What is the derivation of the derivative of softmax regression (or multinomial logistic regression)?

5.8k Views Asked by At

Consider the training cost for softmax regression (I will use the term multinomial logistic regression):

$$ J( \theta ) = - \sum^m_{i=1} \sum^K_{k=1} 1 \{ y^{(i)} = k \} \log p(y^{(i)} = k \mid x^{(i)} ; \theta) $$

according to the UFLDL tutorial the derivative of the above function is:

$$ \bigtriangledown_{ \theta^{(k)} }J( \theta ) = -\sum^{m}_{i=1} [x^{(i)} (1 \{ y^{(i)} = k \} - p(y^{(i)} = k \mid x^{(i)} ; \theta) ) ] $$

however, they didn't include the derivation. Does someone know what the derivation is?

I have tried taking the derivative of it but even my initial steps seems to disagree with the final form they have.
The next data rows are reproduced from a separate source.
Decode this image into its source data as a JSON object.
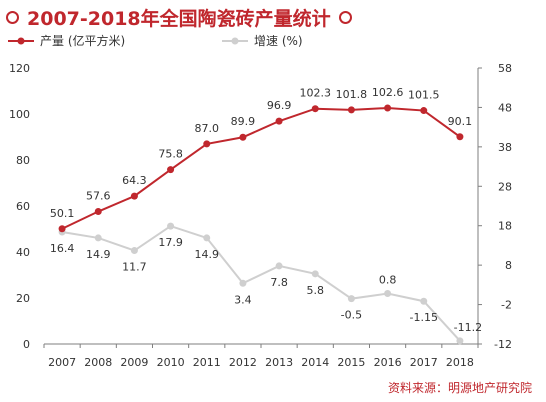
{
  "title": "2007-2018年全国陶瓷砖产量统计",
  "source": "资料来源：明源地产研究院",
  "colors": {
    "production": "#c0272d",
    "growth": "#cfcfcf"
  },
  "chart_data": {
    "type": "line",
    "categories": [
      "2007",
      "2008",
      "2009",
      "2010",
      "2011",
      "2012",
      "2013",
      "2014",
      "2015",
      "2016",
      "2017",
      "2018"
    ],
    "series": [
      {
        "name": "产量 (亿平方米)",
        "axis": "left",
        "values": [
          50.1,
          57.6,
          64.3,
          75.8,
          87.0,
          89.9,
          96.9,
          102.3,
          101.8,
          102.6,
          101.5,
          90.1
        ],
        "labels": [
          "50.1",
          "57.6",
          "64.3",
          "75.8",
          "87.0",
          "89.9",
          "96.9",
          "102.3",
          "101.8",
          "102.6",
          "101.5",
          "90.1"
        ]
      },
      {
        "name": "增速 (%)",
        "axis": "right",
        "values": [
          16.4,
          14.9,
          11.7,
          17.9,
          14.9,
          3.4,
          7.8,
          5.8,
          -0.5,
          0.8,
          -1.15,
          -11.2
        ],
        "labels": [
          "16.4",
          "14.9",
          "11.7",
          "17.9",
          "14.9",
          "3.4",
          "7.8",
          "5.8",
          "-0.5",
          "0.8",
          "-1.15",
          "-11.2"
        ]
      }
    ],
    "y_left": {
      "ticks": [
        0,
        20,
        40,
        60,
        80,
        100,
        120
      ],
      "ylim": [
        0,
        120
      ]
    },
    "y_right": {
      "ticks": [
        -12,
        -2,
        8,
        18,
        28,
        38,
        48,
        58
      ],
      "ylim": [
        -12,
        58
      ]
    },
    "grid": false,
    "legend_position": "top-left"
  }
}
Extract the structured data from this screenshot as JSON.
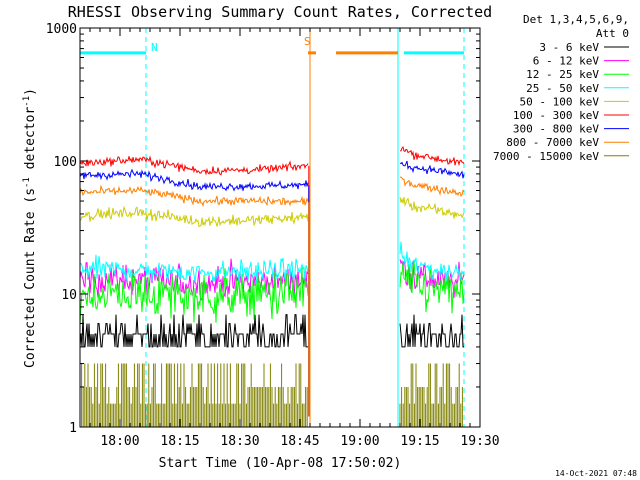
{
  "chart_data": {
    "type": "line",
    "title": "RHESSI Observing Summary Count Rates, Corrected",
    "xlabel": "Start Time (10-Apr-08 17:50:02)",
    "ylabel_main": "Corrected Count Rate (s",
    "ylabel_sup1": "-1",
    "ylabel_mid": " detector",
    "ylabel_sup2": "-1",
    "ylabel_end": ")",
    "y_scale": "log",
    "ylim": [
      1,
      1000
    ],
    "xlim_minutes": [
      0,
      100
    ],
    "x_ticks": [
      {
        "label": "18:00",
        "t": 10
      },
      {
        "label": "18:15",
        "t": 25
      },
      {
        "label": "18:30",
        "t": 40
      },
      {
        "label": "18:45",
        "t": 55
      },
      {
        "label": "19:00",
        "t": 70
      },
      {
        "label": "19:15",
        "t": 85
      },
      {
        "label": "19:30",
        "t": 100
      }
    ],
    "y_ticks": [
      {
        "label": "1",
        "v": 1
      },
      {
        "label": "10",
        "v": 10
      },
      {
        "label": "100",
        "v": 100
      },
      {
        "label": "1000",
        "v": 1000
      }
    ],
    "legend_header": [
      "Det 1,3,4,5,6,9,",
      "Att 0"
    ],
    "legend_placement": "right",
    "series": [
      {
        "name": "3 - 6 keV",
        "color": "#000000",
        "segA": [
          [
            0,
            5.2
          ],
          [
            15,
            5.1
          ],
          [
            30,
            4.9
          ],
          [
            45,
            5.0
          ],
          [
            57,
            5.1
          ]
        ],
        "segB": [
          [
            80,
            5.5
          ],
          [
            83,
            5.2
          ],
          [
            90,
            4.9
          ],
          [
            96,
            4.8
          ]
        ],
        "noise": 0.28
      },
      {
        "name": "6 - 12 keV",
        "color": "#ff00ff",
        "segA": [
          [
            0,
            13
          ],
          [
            15,
            12.8
          ],
          [
            30,
            12.0
          ],
          [
            45,
            12.5
          ],
          [
            57,
            13
          ]
        ],
        "segB": [
          [
            80,
            17
          ],
          [
            83,
            14
          ],
          [
            90,
            12.5
          ],
          [
            96,
            12
          ]
        ],
        "noise": 0.06
      },
      {
        "name": "12 - 25 keV",
        "color": "#00ff00",
        "segA": [
          [
            0,
            10
          ],
          [
            15,
            10
          ],
          [
            30,
            9.5
          ],
          [
            45,
            9.8
          ],
          [
            57,
            10.5
          ]
        ],
        "segB": [
          [
            80,
            14
          ],
          [
            83,
            11.5
          ],
          [
            90,
            10.5
          ],
          [
            96,
            10
          ]
        ],
        "noise": 0.09
      },
      {
        "name": "25 - 50 keV",
        "color": "#00ffff",
        "segA": [
          [
            0,
            15.5
          ],
          [
            15,
            15
          ],
          [
            30,
            14.5
          ],
          [
            45,
            14.8
          ],
          [
            57,
            15.5
          ]
        ],
        "segB": [
          [
            80,
            20
          ],
          [
            83,
            16.5
          ],
          [
            90,
            15
          ],
          [
            96,
            14.5
          ]
        ],
        "noise": 0.04
      },
      {
        "name": "50 - 100 keV",
        "color": "#cccc00",
        "segA": [
          [
            0,
            39
          ],
          [
            15,
            41
          ],
          [
            30,
            35
          ],
          [
            45,
            36
          ],
          [
            57,
            38
          ]
        ],
        "segB": [
          [
            80,
            52
          ],
          [
            83,
            46
          ],
          [
            90,
            42
          ],
          [
            96,
            39
          ]
        ],
        "noise": 0.02
      },
      {
        "name": "100 - 300 keV",
        "color": "#ff0000",
        "segA": [
          [
            0,
            96
          ],
          [
            15,
            103
          ],
          [
            30,
            84
          ],
          [
            45,
            86
          ],
          [
            57,
            92
          ]
        ],
        "segB": [
          [
            80,
            128
          ],
          [
            83,
            113
          ],
          [
            90,
            103
          ],
          [
            96,
            95
          ]
        ],
        "noise": 0.015
      },
      {
        "name": "300 - 800 keV",
        "color": "#0000ff",
        "segA": [
          [
            0,
            78
          ],
          [
            15,
            80
          ],
          [
            30,
            64
          ],
          [
            45,
            65
          ],
          [
            57,
            66
          ]
        ],
        "segB": [
          [
            80,
            98
          ],
          [
            83,
            90
          ],
          [
            90,
            84
          ],
          [
            96,
            78
          ]
        ],
        "noise": 0.015
      },
      {
        "name": "800 - 7000 keV",
        "color": "#ff7f00",
        "segA": [
          [
            0,
            58
          ],
          [
            15,
            60
          ],
          [
            30,
            50
          ],
          [
            45,
            50
          ],
          [
            57,
            49
          ]
        ],
        "segB": [
          [
            80,
            75
          ],
          [
            83,
            67
          ],
          [
            90,
            61
          ],
          [
            96,
            57
          ]
        ],
        "noise": 0.015
      },
      {
        "name": "7000 - 15000 keV",
        "color": "#808000",
        "segA": [
          [
            0,
            1.5
          ],
          [
            57,
            1.5
          ]
        ],
        "segB": [
          [
            80,
            1.5
          ],
          [
            96,
            1.5
          ]
        ],
        "noise": 0.0
      }
    ],
    "flags": [
      {
        "label": "N",
        "color": "#00ffff",
        "intervals": [
          [
            -5,
            16.5
          ],
          [
            81,
            96
          ]
        ],
        "level": 650
      },
      {
        "label": "S",
        "color": "#ff7f00",
        "intervals": [
          [
            57,
            59
          ],
          [
            64,
            79.5
          ]
        ],
        "level": 650
      }
    ],
    "night_boundaries_minutes": [
      0,
      16.5,
      79.5,
      96
    ],
    "saa_boundary_minutes": 57.5
  },
  "footer_date": "14-Oct-2021 07:48"
}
So I first took the gradient $\bigtriangledown_{ \theta^{(k)} }J( \theta )$ as they suggested:

$$ \bigtriangledown_{ \theta^{(k)} } J( \theta ) = - \bigtriangledown_{ \theta^{(k)} } \sum^m_{i=1} \sum^K_{k=1} 1 \{ y^{(i)} = k \} \log p(y^{(i)} = k \mid x^{(i)} ; \theta) $$

but since we are taking the gradient with respect to $\theta^{(k)}$, only the term that matches this specific k will be non-zero when we taking derivatives. Hence:

$$ \bigtriangledown_{ \theta^{(k)} } J( \theta ) = - \sum^m_{i=1} \bigtriangledown_{ \theta^{(k)} } \log p(y^{(i)} = k \mid x^{(i)} ; \theta) $$

then if we proceed we get:

$$ - \sum^m_{i=1} \frac{1}{p(y^{(i)} = k \mid x^{(i)} ; \theta)} \bigtriangledown_{ \theta^{(k)} } p(y^{(i)} = k \mid x^{(i)} ; \theta) $$

however, at this point the equation looks so different from what the UDFL tutorial has plus the indicator function disappeared completely, that it makes me suspect that I probably made a mistake somewhere. On top of that it seems that the final derivative has difference, but I don't see any differences/subtractions on my derivation. I suspect a difference might come in when expressing the Quotient rule but the indicator function disappearing still worries me. Any ideas?